According to the Malawi Government Annual Economic Report for 2023, Neef registered an after-tax loss of K13.6 billion in the 2021-22 fiscal year.

As of September 2022, which was mid-year for the 2022-23 fiscal year, the firm recorded a slight improvement of a K6.03 billion loss and had prospects of closing with a profit after tax of K808 million in March 2023.

According to the annual economic report, the poor performance has been attributed to weak Management Information System operating System-Banker’s realm, poor quality of loan portfolio as a result of high default rate which resulted into high provisions for bad debts and lack of capacity in good credit management skills and integrity.

Gross loan portfolio registered a 16 percent growth from K41 billion in March 2022 to K47 billion in September 2022, owing to disbursements of K13 billion in the period.

These disbursements were financed by a shareholder capital injection of K7 billion and a K6 billion loan.

K7.6 billion loan repayments were recorded in the period, representing a 63 percent average collection rate which is below the regulator’s benchmark of 80 percent.

“Net loan portfolio registered a growth of 23 percent from K8.9 billion recorded in March 2022 to K10.9 billion in September 2022.

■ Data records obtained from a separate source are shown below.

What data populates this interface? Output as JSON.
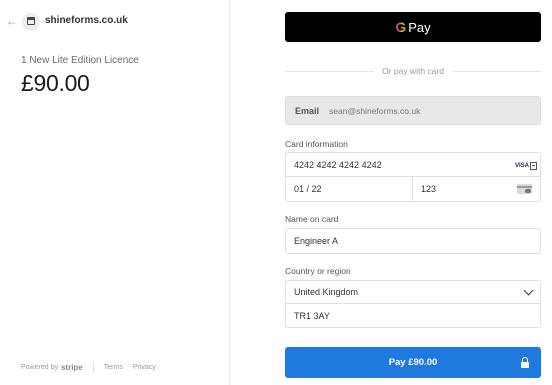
{
  "merchant": {
    "name": "shineforms.co.uk",
    "back_icon": "arrow-left-icon"
  },
  "order": {
    "product": "1 New Lite Edition Licence",
    "price": "£90.00"
  },
  "footer": {
    "powered_by": "Powered by",
    "brand": "stripe",
    "terms": "Terms",
    "privacy": "Privacy"
  },
  "gpay": {
    "g": "G",
    "label": "Pay"
  },
  "divider": {
    "text": "Or pay with card"
  },
  "email": {
    "label": "Email",
    "value": "sean@shineforms.co.uk"
  },
  "card": {
    "label": "Card information",
    "number": "4242 4242 4242 4242",
    "brand": "VISA",
    "expiry": "01 / 22",
    "cvc": "123"
  },
  "name": {
    "label": "Name on card",
    "value": "Engineer A"
  },
  "region": {
    "label": "Country or region",
    "country": "United Kingdom",
    "postal": "TR1 3AY"
  },
  "pay": {
    "label": "Pay £90.00"
  },
  "colors": {
    "pay_button": "#1f7ae0",
    "gpay_button": "#000000",
    "email_bg": "#e8e8e8"
  }
}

“However, loan impairment provisions registered an increase of 14 percent from K32 billion in March 2022 to K39 billion in September, indicating that the percentage of non-performing loans is increasing,” the report reads.

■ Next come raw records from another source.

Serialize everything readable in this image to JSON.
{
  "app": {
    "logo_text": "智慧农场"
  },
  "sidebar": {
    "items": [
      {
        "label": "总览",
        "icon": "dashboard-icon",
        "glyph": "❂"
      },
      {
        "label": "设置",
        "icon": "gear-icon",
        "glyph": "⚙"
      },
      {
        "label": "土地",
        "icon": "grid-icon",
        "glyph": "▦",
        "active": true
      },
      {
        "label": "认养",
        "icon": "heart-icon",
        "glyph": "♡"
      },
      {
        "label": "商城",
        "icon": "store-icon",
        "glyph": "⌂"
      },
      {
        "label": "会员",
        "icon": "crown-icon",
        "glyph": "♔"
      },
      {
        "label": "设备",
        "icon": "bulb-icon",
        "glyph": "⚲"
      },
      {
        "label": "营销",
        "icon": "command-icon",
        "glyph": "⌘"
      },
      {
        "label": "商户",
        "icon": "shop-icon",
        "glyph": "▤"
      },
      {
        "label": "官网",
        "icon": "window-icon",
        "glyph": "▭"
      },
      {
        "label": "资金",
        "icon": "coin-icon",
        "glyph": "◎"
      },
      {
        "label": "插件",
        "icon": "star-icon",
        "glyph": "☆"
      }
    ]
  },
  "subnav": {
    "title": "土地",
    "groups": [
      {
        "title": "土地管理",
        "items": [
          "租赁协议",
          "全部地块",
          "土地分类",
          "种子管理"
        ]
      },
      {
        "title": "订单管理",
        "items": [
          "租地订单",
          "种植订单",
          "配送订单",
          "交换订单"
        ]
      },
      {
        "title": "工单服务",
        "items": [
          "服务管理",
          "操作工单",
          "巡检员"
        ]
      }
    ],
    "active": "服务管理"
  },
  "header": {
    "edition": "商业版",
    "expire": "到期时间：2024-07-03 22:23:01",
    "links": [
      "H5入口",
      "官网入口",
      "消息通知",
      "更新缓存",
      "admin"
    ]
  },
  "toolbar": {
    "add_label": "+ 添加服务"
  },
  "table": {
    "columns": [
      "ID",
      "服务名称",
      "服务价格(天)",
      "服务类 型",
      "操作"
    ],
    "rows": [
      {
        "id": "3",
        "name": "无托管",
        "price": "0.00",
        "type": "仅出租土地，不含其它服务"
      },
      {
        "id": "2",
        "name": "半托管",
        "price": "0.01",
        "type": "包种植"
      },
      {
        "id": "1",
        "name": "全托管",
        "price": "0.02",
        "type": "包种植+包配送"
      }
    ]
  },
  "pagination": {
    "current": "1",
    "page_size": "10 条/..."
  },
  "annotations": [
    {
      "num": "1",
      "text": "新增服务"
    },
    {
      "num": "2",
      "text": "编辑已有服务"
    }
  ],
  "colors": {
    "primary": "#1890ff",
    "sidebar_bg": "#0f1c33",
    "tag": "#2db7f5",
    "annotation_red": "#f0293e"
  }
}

In 2021, Mdyetseni said most of the pre-Neef beneficiaries were not credit-worthy, claiming they were not adequately assessed and given the necessary guidelines to service the loans.

“As a consequence, we have had so many delinquent loans, in the process, eroding the capital base of the institution,” he said.

In 2005, government obtained a loan from the Indian Export and Import Bank to procure equipment for Medef to facilitate value addition for youth start-ups.

However, it later transpired that the equipment was misprocured.

Mdyetseni said the equipment was distributed by politicians to undeserving people who were not even registered by Medef.

He said that in the process, the equipment, including goats and cattle, distributed during the 2014 election campaign, disappeared.

In October 2021, the Office of the Ombudsman instituted investigations over allegations that Neef flouted loan procedures every now and then.

In November 2020, an audit report by Central Internal Audit Unit uncovered that Neef loan application and assessment procedures were weak and that K64 million was disbursed to beneficiaries that could not be traced by the audit team.